Remember back in March, when GameStop acquired the Impulse digital distribution platform from Stardock? It’s no Steam, but Impulse is up there among the industry’s tier-two big boys like Direct2Drive and GamersGate, and the purchase made it clear that GameStop was serious about dodging the digital bullet.

The sailing seems smooth so far: industry analyst Colin Sebastian wrote in a Baird Equity Research investors report that the company expects digital sales to balloon to $1.5 billion by 2014, from a predicted $500 million for 2011. The majority of GameStop’s current digital sales is DLC sold in conjunction with in-store marketing but with the acquisition of Impulse, the company plans to become a bigger player in the field, in part by taking “a meaningful share from market leader Steam.”

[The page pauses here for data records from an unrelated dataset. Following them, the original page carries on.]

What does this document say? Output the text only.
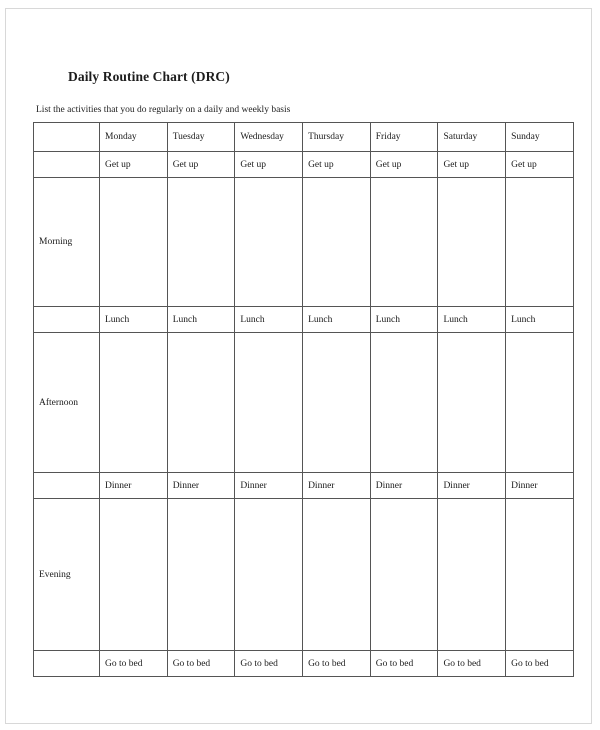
Daily Routine Chart (DRC)
List the activities that you do regularly on a daily and weekly basis
	Monday	Tuesday	Wednesday	Thursday	Friday	Saturday	Sunday
	Get up	Get up	Get up	Get up	Get up	Get up	Get up
Morning							
	Lunch	Lunch	Lunch	Lunch	Lunch	Lunch	Lunch
Afternoon							
	Dinner	Dinner	Dinner	Dinner	Dinner	Dinner	Dinner
Evening							
	Go to bed	Go to bed	Go to bed	Go to bed	Go to bed	Go to bed	Go to bed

One step in that strategy will apparently be taken with EA’s modern combat shooter Battlefield 3. Rumors that the game would not appear on Steam surfaced earlier this week and the Baird report has now confirmed it. “The upcoming EA title Battlefield 3 will be sold as a download through GameStop, but not through Steam,” it says. “Given Steam’s dominance – and insistence on users downloading a Steam client application – publishers are likely to be receptive to a competitive alternative.”

Whether or not publishers are actually looking for a “competitive alternative” to Steam, the digital marketplace is proving extremely lucrative for GameStop. The company’s total sales for the first quarter of 2011 hit $2.28 billion, a year-over-year increase of 9.5 percent, while digital sales skyrocketed an astonishing 53 percent over the same period.